By Idrees Ali
(Reuters) - The U.S. Army has boosted security at military recruiting stations since an attack at a center in July, the commander of Army recruitment said on Wednesday.
“In the absence of Chattanooga we probably would have done some of these things anyway… (but) it has certainly accelerated some of our force protection measures," Major General Jeffrey Snow told Reuters.
He was speaking on the sidelines of the annual Association of United States Army (AUSA) conference in Washington.
Four U.S. Marines and a Navy petty officer were shot and killed in Chattanooga, Tennessee this summer. One site where the shootings occurred was a recruiting office in a strip mall.
It was the most recent in a string of attacks and raised questions about the security of centers, which in many cases are in shopping malls and have little or no security.

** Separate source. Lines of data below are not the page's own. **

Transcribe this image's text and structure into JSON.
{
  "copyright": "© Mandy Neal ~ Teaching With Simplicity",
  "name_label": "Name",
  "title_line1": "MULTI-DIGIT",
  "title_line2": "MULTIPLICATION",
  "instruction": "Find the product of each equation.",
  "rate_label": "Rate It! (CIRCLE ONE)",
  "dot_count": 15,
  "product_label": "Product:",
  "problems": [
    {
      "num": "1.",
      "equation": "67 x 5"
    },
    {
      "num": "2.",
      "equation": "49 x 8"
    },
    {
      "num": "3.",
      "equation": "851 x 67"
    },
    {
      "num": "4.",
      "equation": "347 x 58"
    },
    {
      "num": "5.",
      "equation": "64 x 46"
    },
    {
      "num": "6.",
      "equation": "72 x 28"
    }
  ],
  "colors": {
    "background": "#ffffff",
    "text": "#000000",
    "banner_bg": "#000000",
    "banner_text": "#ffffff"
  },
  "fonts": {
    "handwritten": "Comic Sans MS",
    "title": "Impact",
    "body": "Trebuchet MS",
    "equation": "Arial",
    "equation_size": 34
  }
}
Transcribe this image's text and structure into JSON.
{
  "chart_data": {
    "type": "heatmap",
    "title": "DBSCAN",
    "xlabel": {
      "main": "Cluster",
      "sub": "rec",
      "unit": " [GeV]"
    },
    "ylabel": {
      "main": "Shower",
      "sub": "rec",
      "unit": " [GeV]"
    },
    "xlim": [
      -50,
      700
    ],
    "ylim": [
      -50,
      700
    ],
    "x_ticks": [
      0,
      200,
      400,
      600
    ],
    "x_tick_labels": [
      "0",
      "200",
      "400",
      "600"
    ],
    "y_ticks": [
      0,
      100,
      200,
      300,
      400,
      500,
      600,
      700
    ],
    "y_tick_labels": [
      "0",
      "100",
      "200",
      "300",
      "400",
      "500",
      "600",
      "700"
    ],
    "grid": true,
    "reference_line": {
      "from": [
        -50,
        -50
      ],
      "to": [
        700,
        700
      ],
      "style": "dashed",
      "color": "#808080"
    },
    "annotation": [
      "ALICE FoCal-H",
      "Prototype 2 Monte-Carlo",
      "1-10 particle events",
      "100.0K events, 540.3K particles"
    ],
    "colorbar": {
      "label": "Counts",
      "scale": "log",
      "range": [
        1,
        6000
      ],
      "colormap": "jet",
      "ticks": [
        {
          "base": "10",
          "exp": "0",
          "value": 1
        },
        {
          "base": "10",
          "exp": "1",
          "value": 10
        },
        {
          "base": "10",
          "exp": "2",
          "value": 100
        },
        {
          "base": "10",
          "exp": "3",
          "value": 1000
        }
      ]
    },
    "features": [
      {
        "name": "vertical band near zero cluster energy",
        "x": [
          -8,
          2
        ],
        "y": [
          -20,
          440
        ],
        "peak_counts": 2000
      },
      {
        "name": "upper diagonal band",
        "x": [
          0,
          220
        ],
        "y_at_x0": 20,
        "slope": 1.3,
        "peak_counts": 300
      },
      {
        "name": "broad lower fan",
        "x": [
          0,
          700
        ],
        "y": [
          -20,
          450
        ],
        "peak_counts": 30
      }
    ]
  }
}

In a speech earlier in the day, Snow said ballistic benches, which can withstand gunfire, had been ordered, and could have mitigated an attack like the one in July.
He added that window screens had been put into recruiting stations so that recruiters could see outside but people could not see inside during the day time.
Snow said that after the Chattanooga attack and another attack on a recruiting center in 2009 in Little Rock, Arkansas, his main concern was “lone wolf” attacks.
It was not a question of “if this is going to happen again, it’s going to be a question of when,” Snow said.
According to the U.S. Army Recruiting Command’s website there are 9,500 recruiters working out of more than 1,400 recruiting stations in the United States and abroad.